So, I'm standing in the Express Lane at Haggen, minding my own business, right? I've got my little box of contact solution (that's right: got contacts on Friday, holy crap, I can see), and I'm reading the headlines of People and National Enquirer when I notice that this little kid is drifting out of my check-out line and into the next one. His dad, standing in front of me, trying in vain to remember his Haggen card number, does not seem to notice. Then he does notice, and he doesn't seem much to care.
"Nathan," he calls distractedly, "...or was it 85? Hey, Nathan, over here, buddy!"
The kid is maybe two.
When he does finally make his way back to our line, he's got a big peppermint York patty in his hand, which he tries to hide behind his back as soon as his dad looks his way--but it's shiny and silver, and about the size of his little head, so his dad spots it and says, "Okay, I saw that," and shakes his head, No.
Which is when Nathan (who, I'm figuring out now, has this system down pat), deliberately, and with this cherubic look on his face, rips the wrapper right open and takes the patty out.
I'm sure fireworks will start flying, but no. The dad just says, "Well, guess it's ours now," and hands the now empty wrapper to the cashier for her to scan, along with $.69.
About now is when I notice a tiny, forlorn little black puppy sitting in the baby seat of their shopping cart. I notice it because it starts up this piercing series of yips--everybody else in the store notices as well, and so all eyes, for three lines either way, are trained on our aisle as the kid (Dad's back is turned again, still busy with the cashier) offers the puppy some York patty.
Aw, shucks, I think, as the dog slobbers all over it, and takes a big bite. And then Oh... as the kid puts the now-defiled patty back in his mouth.
At this point, the lady behind me--"proper" is, I think, a good word to describe her flawlessly styled white hair and pursed lips--hisses, "Chocolate poisons dogs."
"What?" I ask, not certain she's addressing me and, if she is, not sure why she's telling me this at all.
"I said," she reiterates, "Chocolate poisons dogs."

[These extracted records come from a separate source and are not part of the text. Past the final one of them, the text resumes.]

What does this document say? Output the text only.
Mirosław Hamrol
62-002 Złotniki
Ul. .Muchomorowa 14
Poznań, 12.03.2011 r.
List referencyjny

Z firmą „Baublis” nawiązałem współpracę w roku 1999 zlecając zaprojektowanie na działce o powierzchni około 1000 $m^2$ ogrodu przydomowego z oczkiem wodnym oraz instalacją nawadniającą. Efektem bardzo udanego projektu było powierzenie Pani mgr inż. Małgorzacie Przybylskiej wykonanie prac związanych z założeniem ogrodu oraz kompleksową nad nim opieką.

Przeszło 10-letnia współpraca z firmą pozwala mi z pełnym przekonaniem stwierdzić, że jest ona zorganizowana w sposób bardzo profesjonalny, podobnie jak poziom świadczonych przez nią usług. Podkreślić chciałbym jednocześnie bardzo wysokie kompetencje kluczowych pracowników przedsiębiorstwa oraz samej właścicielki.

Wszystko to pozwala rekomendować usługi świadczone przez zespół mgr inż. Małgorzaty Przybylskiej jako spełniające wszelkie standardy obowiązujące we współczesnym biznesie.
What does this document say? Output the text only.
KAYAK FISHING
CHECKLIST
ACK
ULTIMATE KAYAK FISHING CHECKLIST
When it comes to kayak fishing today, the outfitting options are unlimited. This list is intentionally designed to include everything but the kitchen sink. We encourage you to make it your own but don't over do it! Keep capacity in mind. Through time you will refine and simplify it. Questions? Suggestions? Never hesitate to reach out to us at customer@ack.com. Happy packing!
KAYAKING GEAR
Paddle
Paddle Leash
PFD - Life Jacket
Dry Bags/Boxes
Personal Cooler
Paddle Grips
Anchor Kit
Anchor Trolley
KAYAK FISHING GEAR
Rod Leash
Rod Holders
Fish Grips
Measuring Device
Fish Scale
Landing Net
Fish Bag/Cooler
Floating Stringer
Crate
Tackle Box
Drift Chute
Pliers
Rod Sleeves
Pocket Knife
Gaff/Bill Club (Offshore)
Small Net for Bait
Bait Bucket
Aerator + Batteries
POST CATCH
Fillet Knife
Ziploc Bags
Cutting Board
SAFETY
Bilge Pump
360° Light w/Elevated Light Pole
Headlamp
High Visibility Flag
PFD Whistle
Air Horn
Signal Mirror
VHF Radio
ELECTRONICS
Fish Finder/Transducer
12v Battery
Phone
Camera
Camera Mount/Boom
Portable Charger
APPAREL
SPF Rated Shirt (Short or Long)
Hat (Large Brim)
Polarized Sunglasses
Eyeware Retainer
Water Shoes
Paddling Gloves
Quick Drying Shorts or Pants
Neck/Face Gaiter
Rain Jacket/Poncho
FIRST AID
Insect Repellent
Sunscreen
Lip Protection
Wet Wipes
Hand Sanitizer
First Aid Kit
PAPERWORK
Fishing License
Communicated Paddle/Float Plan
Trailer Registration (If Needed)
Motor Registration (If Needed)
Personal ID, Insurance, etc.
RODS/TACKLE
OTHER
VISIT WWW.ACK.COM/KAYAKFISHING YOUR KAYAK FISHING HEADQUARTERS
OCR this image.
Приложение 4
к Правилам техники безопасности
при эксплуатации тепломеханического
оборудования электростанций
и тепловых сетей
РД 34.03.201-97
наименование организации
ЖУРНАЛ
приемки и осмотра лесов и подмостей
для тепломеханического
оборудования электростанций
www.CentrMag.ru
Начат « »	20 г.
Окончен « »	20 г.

Coming from a family where the dogs beg for whipped cream and Reese's peanut butter cups and live, generally, long happy lives, I am less concerned about the puppy at this point that I am about devious Nathan and his slobbery candy.
"Oh," I say.
She continues huffily, "It's hard, sometimes, to mind your own business."
"Hmm," I say, "sure is."
I can see myself figuring prominently in some narrative later today about the callousness of kids these days, as she regales some poor relative with the tragic tale of how unfeeling, how self-absorbed and oblivious my generation must be, for me to stand by and let that poor puppy be force-fed poison. As though it was my duty, being next in line, to throw myself in front of the dog and cry, "No! Not the puppy!"
Nevermind the kid. I like to give parents the benefit of the doubt in most cases, since I don't have kids, so what do I know? And the scenes in check-out lines are so often dramatic, and taken out of context. But...hmm. Seems like a kid needs a little bit of attention every now and then, doesn't he?
Sometimes it is hard to mind one's own business.